Master of Science (MS)
T. Y. Lin
Semantic Web Crawler, Stop words
A Semantic Search Engine (SSE) is a program that produces semantic-oriented concepts from the Internet. A web crawler is the front end of our SSE; its primary goal is to supply important and necessary information to the data analysis component of SSE. The main function of the analysis component is to produce the concepts (moderately frequent finite sequences of keywords) from the input; it uses some variants of TF-IDF as a primary tool to remove stop words. However, it is a very expensive way to filter out stop words using the idea of TF-IDF. The goal of this project is to improve the efficiency of the SSE by avoiding feeding junk data (stop words) to the SSE. In this project, we classify formally three classes of stop words: English-grammar-based stop words, Metadata stop words, and Topic-specific stop words. To remove English-grammar-based stop words, we simply use a list of stop words that can be found on the Internet. For Metadata stop words, we create a simple web crawler and add a modified HTML parser to it.
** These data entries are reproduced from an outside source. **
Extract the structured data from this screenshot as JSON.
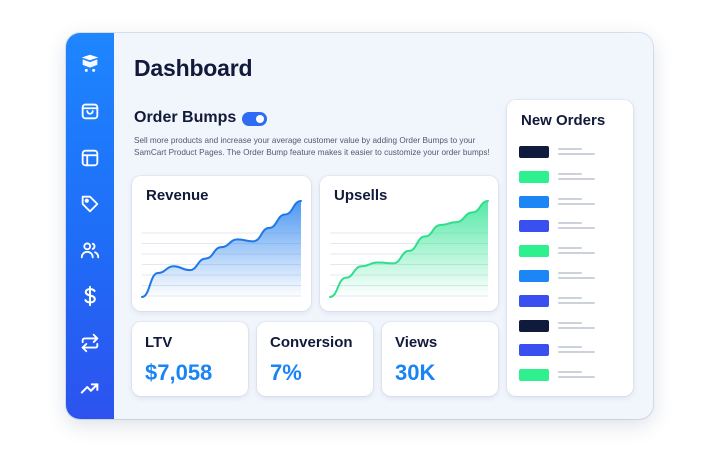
{
  "sidebar": {
    "items": [
      {
        "icon": "cart-logo-icon"
      },
      {
        "icon": "shopping-bag-icon"
      },
      {
        "icon": "layout-icon"
      },
      {
        "icon": "tag-icon"
      },
      {
        "icon": "users-icon"
      },
      {
        "icon": "dollar-icon"
      },
      {
        "icon": "repeat-icon"
      },
      {
        "icon": "trending-up-icon"
      }
    ]
  },
  "header": {
    "title": "Dashboard"
  },
  "order_bumps": {
    "title": "Order Bumps",
    "enabled": true,
    "description": "Sell more products and increase your average customer value by adding Order Bumps to your SamCart Product Pages. The Order Bump feature makes it easier to customize your order bumps!"
  },
  "charts": {
    "revenue": {
      "title": "Revenue",
      "line_color": "#1f78e6",
      "fill_color": "#2e86f0",
      "values": [
        0.0,
        0.25,
        0.32,
        0.28,
        0.4,
        0.52,
        0.6,
        0.58,
        0.72,
        0.86,
        1.0
      ]
    },
    "upsells": {
      "title": "Upsells",
      "line_color": "#2fdf8b",
      "fill_color": "#37e596",
      "values": [
        0.0,
        0.2,
        0.32,
        0.36,
        0.35,
        0.48,
        0.63,
        0.75,
        0.78,
        0.88,
        1.0
      ]
    }
  },
  "stats": [
    {
      "label": "LTV",
      "value": "$7,058"
    },
    {
      "label": "Conversion",
      "value": "7%"
    },
    {
      "label": "Views",
      "value": "30K"
    }
  ],
  "new_orders": {
    "title": "New Orders",
    "rows": [
      {
        "color": "#0f1a3d"
      },
      {
        "color": "#2ff08f"
      },
      {
        "color": "#1c86f7"
      },
      {
        "color": "#3a4ff0"
      },
      {
        "color": "#2ff08f"
      },
      {
        "color": "#1c86f7"
      },
      {
        "color": "#3a4ff0"
      },
      {
        "color": "#0f1a3d"
      },
      {
        "color": "#3a4ff0"
      },
      {
        "color": "#2ff08f"
      }
    ]
  },
  "colors": {
    "accent": "#1a84f5",
    "sidebar_top": "#1e86ff",
    "sidebar_bottom": "#2d52ee",
    "text_dark": "#111a3a"
  }
}
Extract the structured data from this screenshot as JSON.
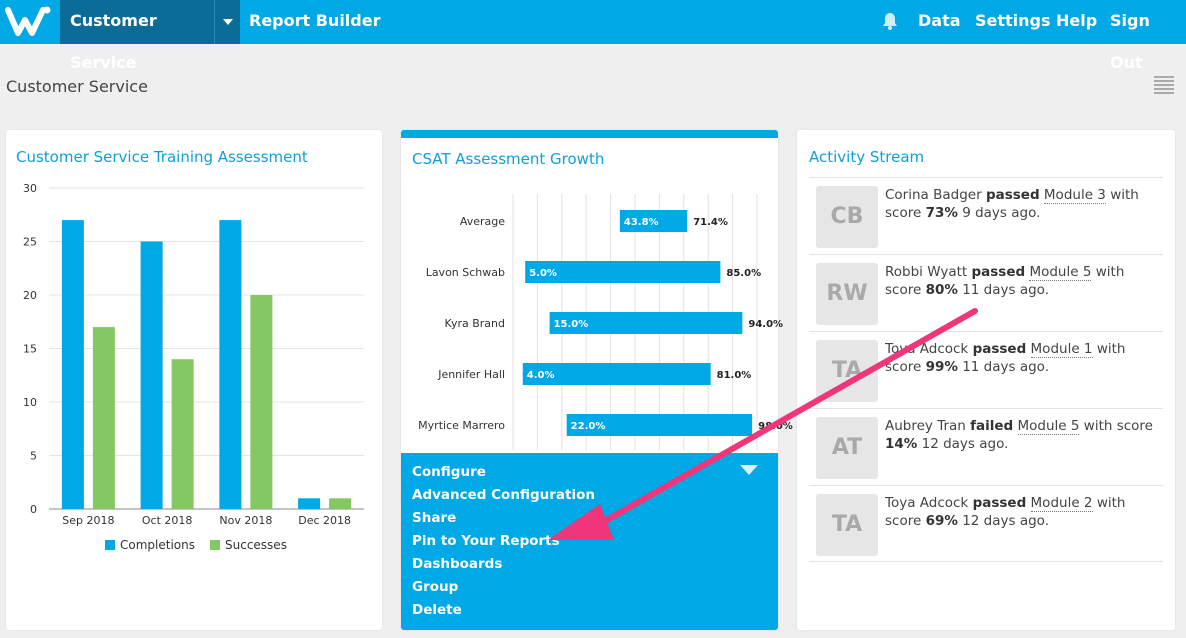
{
  "header": {
    "active_workspace": "Customer Service",
    "report_builder": "Report Builder",
    "data": "Data",
    "settings": "Settings",
    "help": "Help",
    "sign_out": "Sign Out"
  },
  "page": {
    "title": "Customer Service"
  },
  "training_card": {
    "title": "Customer Service Training Assessment",
    "chart_data": {
      "type": "bar",
      "categories": [
        "Sep 2018",
        "Oct 2018",
        "Nov 2018",
        "Dec 2018"
      ],
      "series": [
        {
          "name": "Completions",
          "values": [
            27,
            25,
            27,
            1
          ],
          "color": "#00a8e6"
        },
        {
          "name": "Successes",
          "values": [
            17,
            14,
            20,
            1
          ],
          "color": "#84c863"
        }
      ],
      "ylim": [
        0,
        30
      ],
      "yticks": [
        0,
        5,
        10,
        15,
        20,
        25,
        30
      ],
      "grid": true,
      "legend": "bottom"
    }
  },
  "csat_card": {
    "title": "CSAT Assessment Growth",
    "chart_data": {
      "type": "bar",
      "orientation": "horizontal-range",
      "categories": [
        "Average",
        "Lavon Schwab",
        "Kyra Brand",
        "Jennifer Hall",
        "Myrtice Marrero"
      ],
      "ranges": [
        {
          "start": 43.8,
          "end": 71.4,
          "start_label": "43.8%",
          "end_label": "71.4%"
        },
        {
          "start": 5.0,
          "end": 85.0,
          "start_label": "5.0%",
          "end_label": "85.0%"
        },
        {
          "start": 15.0,
          "end": 94.0,
          "start_label": "15.0%",
          "end_label": "94.0%"
        },
        {
          "start": 4.0,
          "end": 81.0,
          "start_label": "4.0%",
          "end_label": "81.0%"
        },
        {
          "start": 22.0,
          "end": 98.0,
          "start_label": "22.0%",
          "end_label": "98.0%"
        }
      ],
      "xlim": [
        0,
        100
      ],
      "grid": true,
      "color": "#00a8e6"
    },
    "menu": [
      "Configure",
      "Advanced Configuration",
      "Share",
      "Pin to Your Reports",
      "Dashboards",
      "Group",
      "Delete"
    ]
  },
  "activity": {
    "title": "Activity Stream",
    "items": [
      {
        "initials": "CB",
        "name": "Corina Badger",
        "verb": "passed",
        "module": "Module 3",
        "score_prefix": "with score",
        "score": "73%",
        "when": "9 days ago."
      },
      {
        "initials": "RW",
        "name": "Robbi Wyatt",
        "verb": "passed",
        "module": "Module 5",
        "score_prefix": "with score",
        "score": "80%",
        "when": "11 days ago."
      },
      {
        "initials": "TA",
        "name": "Toya Adcock",
        "verb": "passed",
        "module": "Module 1",
        "score_prefix": "with score",
        "score": "99%",
        "when": "11 days ago."
      },
      {
        "initials": "AT",
        "name": "Aubrey Tran",
        "verb": "failed",
        "module": "Module 5",
        "score_prefix": "with score",
        "score": "14%",
        "when": "12 days ago."
      },
      {
        "initials": "TA",
        "name": "Toya Adcock",
        "verb": "passed",
        "module": "Module 2",
        "score_prefix": "with score",
        "score": "69%",
        "when": "12 days ago."
      }
    ]
  },
  "annotation": {
    "arrow_color": "#f0357a"
  }
}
The HTML parser is used to identify and remove Metadata stop words. So, our web crawler can remove most of the Metadata stop words and reduce the processing time of SSE. However, we do not know much about Topic-specific stop words. So, Topic-specific stop words are identified by a randomly selected sample of documents, instead of identifying all keywords (equal or above a threshold) and all stop words (below the threshold) on the whole set of documents. MapReduce is applied to reduce the complexity and find Topic- specific stop words such as “acm” (Association for Computing Machinery) that we find on IEEE data mining papers. Then, we create a Topic-specific stop word list and use it to reduce the processing time of SSE.
Zhang, Shujia, "Intelligent Web Crawler for Semantic Search Engine" (2017). Master's Projects. 508.